Q. Setting that tone for the team as a leader is a tricky balancing act.
A. You have to have the confidence to be able to let that table get out of control and know you can reel it back in. And it’s about not feeling like you have to talk all the time during meetings. And then if it ever gets heated, you step in and remind people, “Hey, let’s keep it dinner, not ballpark.” I feel like a referee sometimes.
As a leader, you have to be comfortable letting free-thinking people run amok a bit. Some topics need to stoke their own fire. You’ve got to kind of let them get there on their own.
Q. What’s the most common mentoring advice you give to people?
A. You have to be confident; you have to be true to who you are. When people move into a new role, I tell them, “You’ve got this. There’s a reason you’re there. Make sure you’re confident in who you are and be who you are.” If you are authentic and you’ve done the work, all you need to do is present it with your personal style.
So be your authentic self, and second, don’t kiss anybody’s ass.

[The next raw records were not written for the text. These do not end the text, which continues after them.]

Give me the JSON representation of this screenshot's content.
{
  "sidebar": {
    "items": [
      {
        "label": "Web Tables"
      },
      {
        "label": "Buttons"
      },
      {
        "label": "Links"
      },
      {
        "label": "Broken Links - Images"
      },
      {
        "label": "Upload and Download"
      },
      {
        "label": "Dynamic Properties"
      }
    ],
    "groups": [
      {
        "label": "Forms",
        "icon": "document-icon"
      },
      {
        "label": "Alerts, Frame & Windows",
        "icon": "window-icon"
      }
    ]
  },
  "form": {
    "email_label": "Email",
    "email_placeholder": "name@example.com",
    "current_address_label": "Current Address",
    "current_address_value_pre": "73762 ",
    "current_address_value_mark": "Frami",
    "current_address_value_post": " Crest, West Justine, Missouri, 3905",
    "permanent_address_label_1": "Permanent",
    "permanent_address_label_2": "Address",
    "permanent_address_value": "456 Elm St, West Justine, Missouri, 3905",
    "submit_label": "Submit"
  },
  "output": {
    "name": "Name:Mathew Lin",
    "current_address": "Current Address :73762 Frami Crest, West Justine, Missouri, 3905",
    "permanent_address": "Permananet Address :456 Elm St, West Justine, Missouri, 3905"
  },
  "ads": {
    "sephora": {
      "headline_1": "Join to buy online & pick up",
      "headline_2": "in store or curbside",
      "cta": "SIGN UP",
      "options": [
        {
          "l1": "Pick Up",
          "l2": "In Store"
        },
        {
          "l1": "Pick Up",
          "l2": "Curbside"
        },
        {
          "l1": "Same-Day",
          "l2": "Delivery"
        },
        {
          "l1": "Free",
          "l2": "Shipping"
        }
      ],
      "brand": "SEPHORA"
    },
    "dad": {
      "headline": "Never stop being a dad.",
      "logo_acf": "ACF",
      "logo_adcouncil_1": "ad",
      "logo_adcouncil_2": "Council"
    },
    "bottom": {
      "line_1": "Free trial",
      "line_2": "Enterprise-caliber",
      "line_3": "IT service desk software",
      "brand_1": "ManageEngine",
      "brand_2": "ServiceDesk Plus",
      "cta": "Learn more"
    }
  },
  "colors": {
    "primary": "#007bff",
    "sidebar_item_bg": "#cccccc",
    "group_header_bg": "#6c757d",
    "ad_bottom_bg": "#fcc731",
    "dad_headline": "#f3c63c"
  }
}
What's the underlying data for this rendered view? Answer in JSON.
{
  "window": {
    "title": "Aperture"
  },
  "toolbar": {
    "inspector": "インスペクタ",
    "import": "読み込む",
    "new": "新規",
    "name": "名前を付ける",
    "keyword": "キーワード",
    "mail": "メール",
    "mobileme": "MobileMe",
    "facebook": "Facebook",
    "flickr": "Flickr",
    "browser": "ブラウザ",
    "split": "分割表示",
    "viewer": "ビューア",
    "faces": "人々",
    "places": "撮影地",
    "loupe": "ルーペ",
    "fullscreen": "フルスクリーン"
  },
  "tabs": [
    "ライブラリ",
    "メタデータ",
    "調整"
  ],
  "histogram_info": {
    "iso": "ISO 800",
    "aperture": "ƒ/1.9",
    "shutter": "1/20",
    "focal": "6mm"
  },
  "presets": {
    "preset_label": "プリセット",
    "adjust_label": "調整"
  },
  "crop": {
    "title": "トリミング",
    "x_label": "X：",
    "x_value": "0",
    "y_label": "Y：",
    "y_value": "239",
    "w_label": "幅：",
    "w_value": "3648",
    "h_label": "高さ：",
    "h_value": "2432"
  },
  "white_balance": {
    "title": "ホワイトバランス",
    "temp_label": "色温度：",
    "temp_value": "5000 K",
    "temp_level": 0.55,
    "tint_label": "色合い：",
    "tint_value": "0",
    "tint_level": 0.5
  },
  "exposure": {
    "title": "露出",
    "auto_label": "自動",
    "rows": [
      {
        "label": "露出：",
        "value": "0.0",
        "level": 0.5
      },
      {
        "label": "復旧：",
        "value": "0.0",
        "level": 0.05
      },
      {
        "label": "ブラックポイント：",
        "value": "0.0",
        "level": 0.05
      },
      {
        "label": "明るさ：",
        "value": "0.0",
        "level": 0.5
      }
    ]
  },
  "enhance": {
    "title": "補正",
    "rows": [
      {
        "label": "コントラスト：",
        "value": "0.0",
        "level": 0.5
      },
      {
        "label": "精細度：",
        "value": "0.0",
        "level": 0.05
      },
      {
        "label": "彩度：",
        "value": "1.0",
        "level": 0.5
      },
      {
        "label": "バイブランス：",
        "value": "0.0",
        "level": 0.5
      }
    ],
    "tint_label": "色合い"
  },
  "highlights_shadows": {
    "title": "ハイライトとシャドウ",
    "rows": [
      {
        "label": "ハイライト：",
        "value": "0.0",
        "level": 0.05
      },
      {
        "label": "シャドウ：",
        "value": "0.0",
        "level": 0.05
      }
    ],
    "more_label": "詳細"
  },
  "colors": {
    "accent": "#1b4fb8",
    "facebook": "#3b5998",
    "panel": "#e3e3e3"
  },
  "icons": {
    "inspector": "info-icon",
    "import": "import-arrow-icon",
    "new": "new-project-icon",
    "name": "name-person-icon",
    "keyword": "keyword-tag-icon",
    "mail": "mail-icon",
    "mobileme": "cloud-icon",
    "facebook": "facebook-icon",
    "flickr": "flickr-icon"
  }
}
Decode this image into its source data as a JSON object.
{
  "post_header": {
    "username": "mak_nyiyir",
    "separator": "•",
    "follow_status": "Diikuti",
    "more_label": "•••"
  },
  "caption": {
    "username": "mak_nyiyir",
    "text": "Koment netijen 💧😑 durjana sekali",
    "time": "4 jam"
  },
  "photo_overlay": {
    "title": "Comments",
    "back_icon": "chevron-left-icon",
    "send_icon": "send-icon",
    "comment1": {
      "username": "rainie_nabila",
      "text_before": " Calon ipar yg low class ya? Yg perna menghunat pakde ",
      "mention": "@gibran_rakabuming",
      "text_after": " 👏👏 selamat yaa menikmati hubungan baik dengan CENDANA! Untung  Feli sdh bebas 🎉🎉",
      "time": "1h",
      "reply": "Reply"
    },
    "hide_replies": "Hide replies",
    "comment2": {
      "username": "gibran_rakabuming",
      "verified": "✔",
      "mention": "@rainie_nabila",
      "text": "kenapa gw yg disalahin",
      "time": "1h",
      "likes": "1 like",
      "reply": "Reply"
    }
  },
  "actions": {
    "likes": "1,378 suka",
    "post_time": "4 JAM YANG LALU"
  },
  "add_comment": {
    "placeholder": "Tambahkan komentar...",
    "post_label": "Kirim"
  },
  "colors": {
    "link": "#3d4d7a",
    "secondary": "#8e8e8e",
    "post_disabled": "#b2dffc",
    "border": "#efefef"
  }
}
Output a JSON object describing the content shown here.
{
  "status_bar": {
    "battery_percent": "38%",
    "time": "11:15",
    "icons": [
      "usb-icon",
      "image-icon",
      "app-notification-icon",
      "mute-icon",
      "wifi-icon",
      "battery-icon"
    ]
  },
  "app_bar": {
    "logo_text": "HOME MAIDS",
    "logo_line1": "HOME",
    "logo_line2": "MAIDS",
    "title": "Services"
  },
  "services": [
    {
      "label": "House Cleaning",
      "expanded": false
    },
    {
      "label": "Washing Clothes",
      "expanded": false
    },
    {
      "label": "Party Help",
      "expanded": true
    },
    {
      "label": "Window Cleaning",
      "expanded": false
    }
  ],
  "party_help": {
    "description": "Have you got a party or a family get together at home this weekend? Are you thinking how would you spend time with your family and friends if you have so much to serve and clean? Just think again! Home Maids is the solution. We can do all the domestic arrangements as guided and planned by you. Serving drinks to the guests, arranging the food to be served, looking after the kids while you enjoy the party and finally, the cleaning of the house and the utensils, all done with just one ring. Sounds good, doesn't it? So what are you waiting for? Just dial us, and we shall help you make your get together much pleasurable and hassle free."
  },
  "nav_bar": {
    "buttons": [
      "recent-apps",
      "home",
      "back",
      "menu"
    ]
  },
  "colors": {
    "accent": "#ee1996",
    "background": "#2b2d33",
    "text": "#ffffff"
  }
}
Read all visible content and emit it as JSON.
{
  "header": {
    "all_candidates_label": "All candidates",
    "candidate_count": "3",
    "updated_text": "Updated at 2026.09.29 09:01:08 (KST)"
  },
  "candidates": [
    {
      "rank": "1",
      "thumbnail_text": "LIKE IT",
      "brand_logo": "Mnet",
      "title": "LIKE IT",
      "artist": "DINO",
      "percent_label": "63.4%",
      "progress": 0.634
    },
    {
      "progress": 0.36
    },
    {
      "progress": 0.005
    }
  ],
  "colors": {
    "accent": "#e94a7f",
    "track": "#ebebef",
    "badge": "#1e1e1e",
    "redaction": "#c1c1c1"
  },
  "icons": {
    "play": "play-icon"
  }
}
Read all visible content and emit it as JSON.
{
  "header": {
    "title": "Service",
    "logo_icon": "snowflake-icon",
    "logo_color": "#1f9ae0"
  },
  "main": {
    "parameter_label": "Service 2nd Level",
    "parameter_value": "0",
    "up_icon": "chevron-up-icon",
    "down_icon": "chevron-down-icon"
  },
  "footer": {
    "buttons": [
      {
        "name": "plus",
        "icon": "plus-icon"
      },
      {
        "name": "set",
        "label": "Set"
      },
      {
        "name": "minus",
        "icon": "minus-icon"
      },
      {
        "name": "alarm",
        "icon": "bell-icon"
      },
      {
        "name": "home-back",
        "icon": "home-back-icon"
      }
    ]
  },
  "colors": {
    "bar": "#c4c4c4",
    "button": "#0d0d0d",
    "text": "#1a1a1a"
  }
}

Because when people get ahead by doing that, I don’t like them. If you’re good, you should not have to that, particularly if you’re a woman.
You have to be true to who you are.
As a woman who’s worked really hard to get where I am, seeing another woman get a role because she’s has sucked up to the higher level is just the most mortifying thing I’ve ever seen in my life. And there’s enough woman in higher roles now that you don’t need to do it. You can have a buddy pull you up.
There’s enough room for all of us, so you don’t have to step on people, and you don’t have to kiss anybody’s ass. That doesn’t mean you shouldn’t learn from people and respect them. But it is just so apparent when people are doing it, you want to ask them, does that hurt yet?